If you’ve ever wanted to get up on a stage and share your business acumen or tell your story of survival, but have been held back by immobilising fear, this book will serve as a catalyst to action as well as a road map.
For most of us, the idea of speaking to a large group, even online, makes our blood run cold. In this substantial paperback — 340 pages — executive coach and leadership consultant Dineshrie Pillay outlines the methods she has found to be successful over 11 years of teaching people to become expert public speakers.
Using a workbook format with tasks at the end of each chapter, she employs the handy and believable concept of learning to drive. If you follow the guidelines carefully, she says, you can go from being a newbie speaker to an advanced one and then become an expert. The more you do it, she adds, the easier it becomes.
Pillay honed her skills in Toastmasters, an organisation that teaches a range of skills on many different levels, helping to instil confidence in front of the mic.
To become an expert speaker, you have to first unlearn bad habits and develop good speaking discipline, she says. This includes everything from pitch and posture to how to package your content.
Creatively sprinkled with driving metaphors, the book is divided into three parts: catalytic combustion, active acceleration and full throttle. (Though maybe knowing when to apply the brakes is also a good idea.)
She dispels some well-worn myths, such as that your best bet for an error-free presentation is a canned speech; speaking in public is for extroverted people; you need to know it all before you present or, by contrast, you can just wing it; and the belief that no-one wants to hear what you have to say.
She shares her storytelling secrets, giving some novel ideas for what to include in your story, and how to create a teachable framework and deliver your material in an engaging way.
However, all may go awry during the Q&A, and though you can never prepare for it 100%, you can do some prep, such as bringing backup slides for potential questions; briefing the team if there is one; and researching your audience. Importantly, she shares how to tell a silly question from a stupid one, as well as how to handle the tough questions.
Being able to read your audience is vital, and she speaks from experience when she says that, when selecting a volunteer to come up on stage, you should go for the quiet type rather than the enthusiastic extrovert who may succeed in upstaging you.
It’ has become accepted that to succeed in your game you need to do ongoing self-care.

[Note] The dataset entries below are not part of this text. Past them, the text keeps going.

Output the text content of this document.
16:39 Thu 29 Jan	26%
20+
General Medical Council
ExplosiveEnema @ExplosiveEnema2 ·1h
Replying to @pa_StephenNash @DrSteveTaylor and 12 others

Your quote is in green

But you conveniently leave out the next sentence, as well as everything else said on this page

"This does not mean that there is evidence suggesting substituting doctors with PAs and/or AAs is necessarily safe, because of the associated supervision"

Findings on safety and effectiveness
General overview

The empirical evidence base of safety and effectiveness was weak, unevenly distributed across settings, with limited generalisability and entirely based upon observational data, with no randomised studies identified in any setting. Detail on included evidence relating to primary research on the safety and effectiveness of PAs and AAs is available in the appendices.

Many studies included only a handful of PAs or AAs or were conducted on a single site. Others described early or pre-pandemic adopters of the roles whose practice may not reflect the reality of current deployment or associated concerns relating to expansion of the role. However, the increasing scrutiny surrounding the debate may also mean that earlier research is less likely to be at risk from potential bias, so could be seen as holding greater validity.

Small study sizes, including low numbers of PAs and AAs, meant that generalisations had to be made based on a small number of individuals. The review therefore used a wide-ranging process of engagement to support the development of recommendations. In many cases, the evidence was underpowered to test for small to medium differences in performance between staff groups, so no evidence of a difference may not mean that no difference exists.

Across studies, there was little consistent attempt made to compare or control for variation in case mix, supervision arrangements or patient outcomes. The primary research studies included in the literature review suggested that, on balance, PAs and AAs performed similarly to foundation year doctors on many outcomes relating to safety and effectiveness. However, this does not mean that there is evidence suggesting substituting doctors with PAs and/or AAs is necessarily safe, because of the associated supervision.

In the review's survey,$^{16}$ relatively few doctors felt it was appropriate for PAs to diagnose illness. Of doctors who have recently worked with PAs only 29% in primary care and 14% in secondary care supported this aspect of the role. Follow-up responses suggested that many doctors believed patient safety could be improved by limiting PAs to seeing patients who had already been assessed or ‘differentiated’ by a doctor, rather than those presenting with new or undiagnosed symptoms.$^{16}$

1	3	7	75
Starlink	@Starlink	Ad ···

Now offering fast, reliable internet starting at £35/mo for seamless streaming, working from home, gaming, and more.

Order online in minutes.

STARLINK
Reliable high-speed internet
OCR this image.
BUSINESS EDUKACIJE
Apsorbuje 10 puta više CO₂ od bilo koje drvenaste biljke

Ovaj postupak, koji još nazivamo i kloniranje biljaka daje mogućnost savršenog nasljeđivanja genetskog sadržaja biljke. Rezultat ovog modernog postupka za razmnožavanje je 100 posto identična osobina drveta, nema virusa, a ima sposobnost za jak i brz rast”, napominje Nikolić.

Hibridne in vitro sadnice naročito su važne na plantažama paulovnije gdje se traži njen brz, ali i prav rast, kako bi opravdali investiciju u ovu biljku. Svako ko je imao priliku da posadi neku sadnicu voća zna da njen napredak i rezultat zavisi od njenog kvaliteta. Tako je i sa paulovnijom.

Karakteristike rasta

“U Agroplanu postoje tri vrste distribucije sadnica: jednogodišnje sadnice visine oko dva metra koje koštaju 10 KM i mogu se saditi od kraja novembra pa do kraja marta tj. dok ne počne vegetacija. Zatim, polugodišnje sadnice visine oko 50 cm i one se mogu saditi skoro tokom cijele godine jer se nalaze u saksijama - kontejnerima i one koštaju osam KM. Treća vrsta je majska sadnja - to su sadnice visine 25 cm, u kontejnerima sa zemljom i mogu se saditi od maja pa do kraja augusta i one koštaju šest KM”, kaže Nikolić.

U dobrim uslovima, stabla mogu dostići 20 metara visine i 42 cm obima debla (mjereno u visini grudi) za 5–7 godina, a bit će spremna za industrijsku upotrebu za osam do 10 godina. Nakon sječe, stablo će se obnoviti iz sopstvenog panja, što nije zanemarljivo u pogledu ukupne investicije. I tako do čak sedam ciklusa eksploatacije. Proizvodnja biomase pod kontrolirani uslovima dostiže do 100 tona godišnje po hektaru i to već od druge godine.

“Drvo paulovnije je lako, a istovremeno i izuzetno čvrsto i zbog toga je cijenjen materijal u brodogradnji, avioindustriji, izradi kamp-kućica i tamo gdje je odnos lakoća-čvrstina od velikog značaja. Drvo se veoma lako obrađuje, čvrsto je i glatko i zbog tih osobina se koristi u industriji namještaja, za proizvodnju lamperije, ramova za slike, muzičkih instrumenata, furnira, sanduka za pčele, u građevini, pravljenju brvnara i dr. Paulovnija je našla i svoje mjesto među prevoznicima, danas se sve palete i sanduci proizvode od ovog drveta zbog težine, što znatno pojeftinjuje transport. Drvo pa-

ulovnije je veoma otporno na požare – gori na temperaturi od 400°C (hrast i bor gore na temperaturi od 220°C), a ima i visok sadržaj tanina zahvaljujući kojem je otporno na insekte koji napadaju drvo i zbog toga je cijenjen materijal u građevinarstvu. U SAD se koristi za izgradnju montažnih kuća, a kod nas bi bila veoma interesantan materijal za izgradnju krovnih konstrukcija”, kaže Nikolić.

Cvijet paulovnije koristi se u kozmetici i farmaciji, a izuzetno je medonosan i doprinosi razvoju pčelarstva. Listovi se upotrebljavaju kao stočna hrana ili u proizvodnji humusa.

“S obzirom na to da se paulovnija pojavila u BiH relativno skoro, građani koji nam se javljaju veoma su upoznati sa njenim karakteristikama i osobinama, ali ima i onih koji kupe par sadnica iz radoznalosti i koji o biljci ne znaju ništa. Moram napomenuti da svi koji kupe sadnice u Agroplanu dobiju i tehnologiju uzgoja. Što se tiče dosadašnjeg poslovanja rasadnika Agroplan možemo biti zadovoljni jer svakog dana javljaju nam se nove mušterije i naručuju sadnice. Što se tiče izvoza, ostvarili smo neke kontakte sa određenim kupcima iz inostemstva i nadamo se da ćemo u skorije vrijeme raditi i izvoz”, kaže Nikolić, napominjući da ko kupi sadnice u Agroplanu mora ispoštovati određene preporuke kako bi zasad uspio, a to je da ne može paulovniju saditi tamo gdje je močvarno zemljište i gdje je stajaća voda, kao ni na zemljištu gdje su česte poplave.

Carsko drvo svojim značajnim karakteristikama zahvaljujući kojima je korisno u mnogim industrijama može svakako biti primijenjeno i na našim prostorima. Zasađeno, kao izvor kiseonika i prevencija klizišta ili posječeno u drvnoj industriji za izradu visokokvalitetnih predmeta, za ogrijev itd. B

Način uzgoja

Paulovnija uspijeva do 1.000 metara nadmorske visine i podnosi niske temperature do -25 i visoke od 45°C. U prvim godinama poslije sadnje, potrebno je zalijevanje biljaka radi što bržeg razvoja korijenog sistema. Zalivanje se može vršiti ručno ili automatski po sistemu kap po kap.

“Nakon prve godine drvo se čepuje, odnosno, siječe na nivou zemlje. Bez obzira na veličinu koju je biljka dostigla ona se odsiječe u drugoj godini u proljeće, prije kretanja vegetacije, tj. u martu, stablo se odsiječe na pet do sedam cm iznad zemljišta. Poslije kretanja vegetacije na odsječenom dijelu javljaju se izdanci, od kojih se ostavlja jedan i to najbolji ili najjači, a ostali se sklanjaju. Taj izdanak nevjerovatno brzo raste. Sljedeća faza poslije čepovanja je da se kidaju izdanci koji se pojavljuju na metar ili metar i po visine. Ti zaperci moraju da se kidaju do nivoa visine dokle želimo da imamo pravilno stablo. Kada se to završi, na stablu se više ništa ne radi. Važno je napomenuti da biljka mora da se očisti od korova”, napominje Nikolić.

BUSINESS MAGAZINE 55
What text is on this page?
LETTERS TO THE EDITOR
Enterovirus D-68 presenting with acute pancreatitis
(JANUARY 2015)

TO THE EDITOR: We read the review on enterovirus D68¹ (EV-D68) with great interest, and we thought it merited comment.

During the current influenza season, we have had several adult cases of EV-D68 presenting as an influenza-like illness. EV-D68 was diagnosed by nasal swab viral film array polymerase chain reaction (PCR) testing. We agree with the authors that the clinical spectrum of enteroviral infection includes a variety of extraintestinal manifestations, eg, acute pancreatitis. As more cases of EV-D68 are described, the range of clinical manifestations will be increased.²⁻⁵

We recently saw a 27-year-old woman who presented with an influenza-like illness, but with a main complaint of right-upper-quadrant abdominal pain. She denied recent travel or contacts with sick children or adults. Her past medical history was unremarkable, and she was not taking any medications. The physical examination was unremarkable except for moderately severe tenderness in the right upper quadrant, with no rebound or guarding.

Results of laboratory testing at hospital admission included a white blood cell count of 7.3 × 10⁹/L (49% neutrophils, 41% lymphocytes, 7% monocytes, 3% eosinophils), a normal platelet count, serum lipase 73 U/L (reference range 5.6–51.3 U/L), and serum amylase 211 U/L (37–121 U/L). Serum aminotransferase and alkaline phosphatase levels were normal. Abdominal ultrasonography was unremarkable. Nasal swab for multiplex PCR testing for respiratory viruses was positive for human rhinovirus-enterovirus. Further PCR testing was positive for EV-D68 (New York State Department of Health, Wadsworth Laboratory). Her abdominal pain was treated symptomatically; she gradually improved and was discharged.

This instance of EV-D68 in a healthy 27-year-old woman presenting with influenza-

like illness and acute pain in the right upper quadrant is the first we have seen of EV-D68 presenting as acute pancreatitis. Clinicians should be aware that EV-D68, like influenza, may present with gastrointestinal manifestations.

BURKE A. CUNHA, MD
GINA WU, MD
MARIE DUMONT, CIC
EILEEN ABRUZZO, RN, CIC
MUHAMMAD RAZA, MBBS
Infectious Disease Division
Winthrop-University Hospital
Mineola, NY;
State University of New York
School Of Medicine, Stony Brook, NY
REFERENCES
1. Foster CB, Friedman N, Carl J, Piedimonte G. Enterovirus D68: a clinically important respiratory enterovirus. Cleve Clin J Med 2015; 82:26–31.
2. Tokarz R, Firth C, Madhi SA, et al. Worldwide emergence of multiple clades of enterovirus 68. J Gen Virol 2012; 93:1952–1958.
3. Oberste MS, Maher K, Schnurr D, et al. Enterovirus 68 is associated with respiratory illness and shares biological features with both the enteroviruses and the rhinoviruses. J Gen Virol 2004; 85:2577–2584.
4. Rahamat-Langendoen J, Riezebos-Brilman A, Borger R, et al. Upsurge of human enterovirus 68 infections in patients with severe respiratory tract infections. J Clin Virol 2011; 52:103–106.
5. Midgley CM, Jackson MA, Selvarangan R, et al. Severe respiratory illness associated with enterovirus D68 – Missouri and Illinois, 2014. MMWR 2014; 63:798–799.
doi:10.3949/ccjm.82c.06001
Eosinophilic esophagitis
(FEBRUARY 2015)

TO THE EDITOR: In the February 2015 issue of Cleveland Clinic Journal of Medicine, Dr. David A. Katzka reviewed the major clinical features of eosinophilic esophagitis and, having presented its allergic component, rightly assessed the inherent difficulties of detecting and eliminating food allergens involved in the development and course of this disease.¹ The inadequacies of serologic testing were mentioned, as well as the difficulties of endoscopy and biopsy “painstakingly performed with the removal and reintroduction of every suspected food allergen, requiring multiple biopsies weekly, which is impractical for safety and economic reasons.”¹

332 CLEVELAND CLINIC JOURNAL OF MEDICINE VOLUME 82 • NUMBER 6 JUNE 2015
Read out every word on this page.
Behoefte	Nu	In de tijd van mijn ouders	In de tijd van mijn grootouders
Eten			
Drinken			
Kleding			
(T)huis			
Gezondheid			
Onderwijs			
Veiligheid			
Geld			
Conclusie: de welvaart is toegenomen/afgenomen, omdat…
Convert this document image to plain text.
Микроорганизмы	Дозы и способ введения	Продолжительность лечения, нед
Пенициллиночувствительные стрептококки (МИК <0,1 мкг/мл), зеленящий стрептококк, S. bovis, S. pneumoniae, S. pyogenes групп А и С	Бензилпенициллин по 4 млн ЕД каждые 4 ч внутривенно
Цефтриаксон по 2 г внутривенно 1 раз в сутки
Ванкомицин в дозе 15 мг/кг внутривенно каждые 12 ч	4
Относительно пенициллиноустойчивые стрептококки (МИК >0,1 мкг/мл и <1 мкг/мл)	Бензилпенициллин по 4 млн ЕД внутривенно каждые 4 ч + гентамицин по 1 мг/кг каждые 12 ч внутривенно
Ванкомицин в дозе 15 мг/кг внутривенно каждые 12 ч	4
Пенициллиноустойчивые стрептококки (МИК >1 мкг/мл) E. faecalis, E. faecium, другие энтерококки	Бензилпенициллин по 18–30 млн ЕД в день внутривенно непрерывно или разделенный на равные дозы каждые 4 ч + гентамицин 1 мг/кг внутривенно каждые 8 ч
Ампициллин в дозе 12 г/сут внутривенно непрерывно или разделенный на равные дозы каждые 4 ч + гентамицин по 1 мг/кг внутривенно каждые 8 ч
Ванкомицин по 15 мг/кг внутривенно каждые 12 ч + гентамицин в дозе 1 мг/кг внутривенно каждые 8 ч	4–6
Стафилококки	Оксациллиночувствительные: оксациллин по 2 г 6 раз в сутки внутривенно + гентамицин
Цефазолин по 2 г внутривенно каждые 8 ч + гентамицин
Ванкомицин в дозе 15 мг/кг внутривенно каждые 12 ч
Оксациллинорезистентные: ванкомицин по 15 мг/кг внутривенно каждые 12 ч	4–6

In a section called “How to look after yourself as a speaker”, Pillay touches on preparation tips, from the best foods to consume (“Fuelling your system”) to how to deal with breakdowns. “It takes a lot of energy for you to deliver your presentation on the day of your talk,” she says. “You require physical energy to talk, walk and engage with your audience. You need mental energy to recall your lines, stay focused on the delivery of your talk, and to answer questions... As a speaker, your energy state must be higher than that of your audience.”
Stay away from uppers and downers such as alcohol, stimulant drugs, caffeine, energy drinks, high-sugar snacks and nicotine, she adds. As much as they seem like an indispensable crutch, you don’t want to be on a mood rollercoaster when the spotlight falls on you.
So much is presented online now and Pillay provides useful pointers on conducting a webinar or webcast presentation. Creating engagement may be more challenging for these media and she gives tips on using slides and videos to capture attention, as well as advice on what software to choose, how to do live-streaming and integrating your presentation with social media platforms.
The book is upbeat, authoritative and accessible, but it is illustrated with slightly OTT cartoons and is written entirely in US English.